You can try running ctrld as a direct listener on port 53, instead of dnsmasq and run those numbers with the Gibson's benchmark.

VintageEngineer commented 1 month ago

I'll see if I can try disabling dnsmasq soon. On a note... do you think ctrld does this on all routers... I mean really slows down the dns requests as it does on my Synology? If true, it might be a tradeoff that is worth documenting: ctrld allows more control, but is/may be significantly slower? The slowdown might not be significant to some people, but for a long time speed has been the way many people pick their DNS.

VintageEngineer commented 1 month ago

I think I'm at my skill limit. I was unable to easily stop dnsmasq on my synology router.

Also, I'd need to change the ctrld config, to move to port 53. And I am unable to change the config from the web panel: I copied my default TOML config file fron the router and made some small changes. Pasted the new file into the web browser "ctrld Configuration" section. Saved. Then I went into the router and did a ctrld restart. Reply was NTC Service restarted. BUT: web panel still shows. "! Not Deployed." So I cannot easily change the config file to move to port 53.

VintageEngineer commented 1 month ago

I was able to try dig from a client and compared dig @routeraddress -p 5354 controld.com and dig @routeraddress -p 53 controld.com

Hitting port 5354 wasn't consistently faster...

VintageEngineer commented 1 month ago

I decided to try the nextdns daemon to compare it's performance to the ctrld daemon. (a side note, it does caching!
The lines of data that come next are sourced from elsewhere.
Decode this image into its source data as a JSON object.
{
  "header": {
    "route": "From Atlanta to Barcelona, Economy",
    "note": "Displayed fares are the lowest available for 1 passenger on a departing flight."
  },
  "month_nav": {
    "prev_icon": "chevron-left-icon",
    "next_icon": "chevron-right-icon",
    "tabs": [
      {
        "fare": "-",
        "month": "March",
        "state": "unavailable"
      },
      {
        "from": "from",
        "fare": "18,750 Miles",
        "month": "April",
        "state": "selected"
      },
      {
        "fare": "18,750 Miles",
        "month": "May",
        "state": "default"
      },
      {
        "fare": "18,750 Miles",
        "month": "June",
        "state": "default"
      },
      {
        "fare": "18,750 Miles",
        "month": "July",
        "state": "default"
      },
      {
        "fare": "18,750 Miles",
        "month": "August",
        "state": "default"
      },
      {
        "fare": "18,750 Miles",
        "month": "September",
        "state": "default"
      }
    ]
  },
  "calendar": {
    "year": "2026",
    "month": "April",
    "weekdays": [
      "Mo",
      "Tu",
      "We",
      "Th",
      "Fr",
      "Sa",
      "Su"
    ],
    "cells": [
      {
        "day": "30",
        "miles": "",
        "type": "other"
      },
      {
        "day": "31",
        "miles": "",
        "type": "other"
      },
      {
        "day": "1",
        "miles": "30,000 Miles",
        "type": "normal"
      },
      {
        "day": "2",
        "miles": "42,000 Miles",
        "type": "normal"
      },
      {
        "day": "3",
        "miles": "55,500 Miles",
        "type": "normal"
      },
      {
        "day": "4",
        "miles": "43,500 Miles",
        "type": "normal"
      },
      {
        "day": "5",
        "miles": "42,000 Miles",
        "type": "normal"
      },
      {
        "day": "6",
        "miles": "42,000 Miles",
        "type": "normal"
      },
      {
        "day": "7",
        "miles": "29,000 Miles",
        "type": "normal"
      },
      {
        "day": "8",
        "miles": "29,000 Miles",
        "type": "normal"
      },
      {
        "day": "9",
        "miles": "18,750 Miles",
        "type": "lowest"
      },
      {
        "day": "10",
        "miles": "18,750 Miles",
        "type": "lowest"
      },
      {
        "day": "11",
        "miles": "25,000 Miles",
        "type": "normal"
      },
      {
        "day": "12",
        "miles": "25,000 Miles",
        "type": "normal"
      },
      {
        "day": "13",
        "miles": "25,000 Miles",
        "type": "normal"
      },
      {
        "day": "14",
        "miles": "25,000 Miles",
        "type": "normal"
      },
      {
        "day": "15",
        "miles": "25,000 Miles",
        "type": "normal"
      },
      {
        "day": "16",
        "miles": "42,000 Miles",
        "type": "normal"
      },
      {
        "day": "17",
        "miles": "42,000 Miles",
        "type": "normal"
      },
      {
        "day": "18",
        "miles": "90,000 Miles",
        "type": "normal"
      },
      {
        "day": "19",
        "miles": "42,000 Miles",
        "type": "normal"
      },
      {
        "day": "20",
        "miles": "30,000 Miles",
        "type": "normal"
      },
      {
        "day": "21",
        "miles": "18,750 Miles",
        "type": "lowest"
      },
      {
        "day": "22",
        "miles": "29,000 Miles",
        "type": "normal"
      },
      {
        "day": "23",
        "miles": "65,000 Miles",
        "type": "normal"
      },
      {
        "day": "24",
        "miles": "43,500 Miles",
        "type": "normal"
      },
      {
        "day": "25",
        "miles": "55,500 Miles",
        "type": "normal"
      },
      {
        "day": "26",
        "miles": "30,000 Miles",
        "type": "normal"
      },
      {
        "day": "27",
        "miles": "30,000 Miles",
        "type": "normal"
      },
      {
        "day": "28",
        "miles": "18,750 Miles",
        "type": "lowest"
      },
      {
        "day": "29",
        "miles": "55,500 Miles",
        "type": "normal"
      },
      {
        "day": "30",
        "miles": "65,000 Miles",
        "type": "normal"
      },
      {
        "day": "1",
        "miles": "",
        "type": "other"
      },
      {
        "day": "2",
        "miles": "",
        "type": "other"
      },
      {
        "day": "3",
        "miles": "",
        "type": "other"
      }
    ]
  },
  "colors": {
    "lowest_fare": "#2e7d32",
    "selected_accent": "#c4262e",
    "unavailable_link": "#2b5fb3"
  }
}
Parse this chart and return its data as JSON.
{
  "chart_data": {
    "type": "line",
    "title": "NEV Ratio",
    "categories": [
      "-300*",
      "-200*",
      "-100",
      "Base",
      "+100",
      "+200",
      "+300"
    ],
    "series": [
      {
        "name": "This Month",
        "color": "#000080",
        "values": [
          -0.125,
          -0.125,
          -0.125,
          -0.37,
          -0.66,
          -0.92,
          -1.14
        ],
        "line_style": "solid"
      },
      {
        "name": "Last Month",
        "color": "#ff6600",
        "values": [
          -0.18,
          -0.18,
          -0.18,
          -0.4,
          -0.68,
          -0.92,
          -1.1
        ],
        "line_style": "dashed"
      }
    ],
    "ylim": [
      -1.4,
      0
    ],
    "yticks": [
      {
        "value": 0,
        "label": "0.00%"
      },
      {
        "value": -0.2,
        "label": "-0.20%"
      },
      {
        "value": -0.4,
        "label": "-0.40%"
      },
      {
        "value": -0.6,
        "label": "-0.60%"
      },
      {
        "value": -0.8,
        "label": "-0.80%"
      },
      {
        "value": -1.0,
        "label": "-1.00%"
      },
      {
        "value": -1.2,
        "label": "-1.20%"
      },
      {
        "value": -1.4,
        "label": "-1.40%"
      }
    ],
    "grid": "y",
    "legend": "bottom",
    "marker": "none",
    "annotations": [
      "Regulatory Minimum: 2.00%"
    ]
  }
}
So that response is obviously faster.)

But, unlike ctrld the nextdns daemon does perform as I would expect. The responses through the nextdns daemon are not much slower than directly hitting their servers.

From Gibson's DNS Benchmark tool:

--------------- ctrld daemon--------nextdns daemon cached-------- .022-----------------.000 (obviously a locally cached response is much faster) uncached------.058-----------------.050 (similar) dotcom--------.024-----------------.010 (nextdns is way faster)

The same is true with tests using dig.

All my testing hints at some kind of issue with how the ctrld daemon passes stuff to the router, and the nextdns daemon apparently does not have this problem.

edit: I think there is a good chance dnsmasq might be part of the issue for ctrld. It looks like nextdns disables dnsmasq by default?

VintageEngineer commented 1 month ago

Posted on reddit last week, and a couple people have replicated my testing, showing the slow response of the ctrld daemon. It's definitely not just me.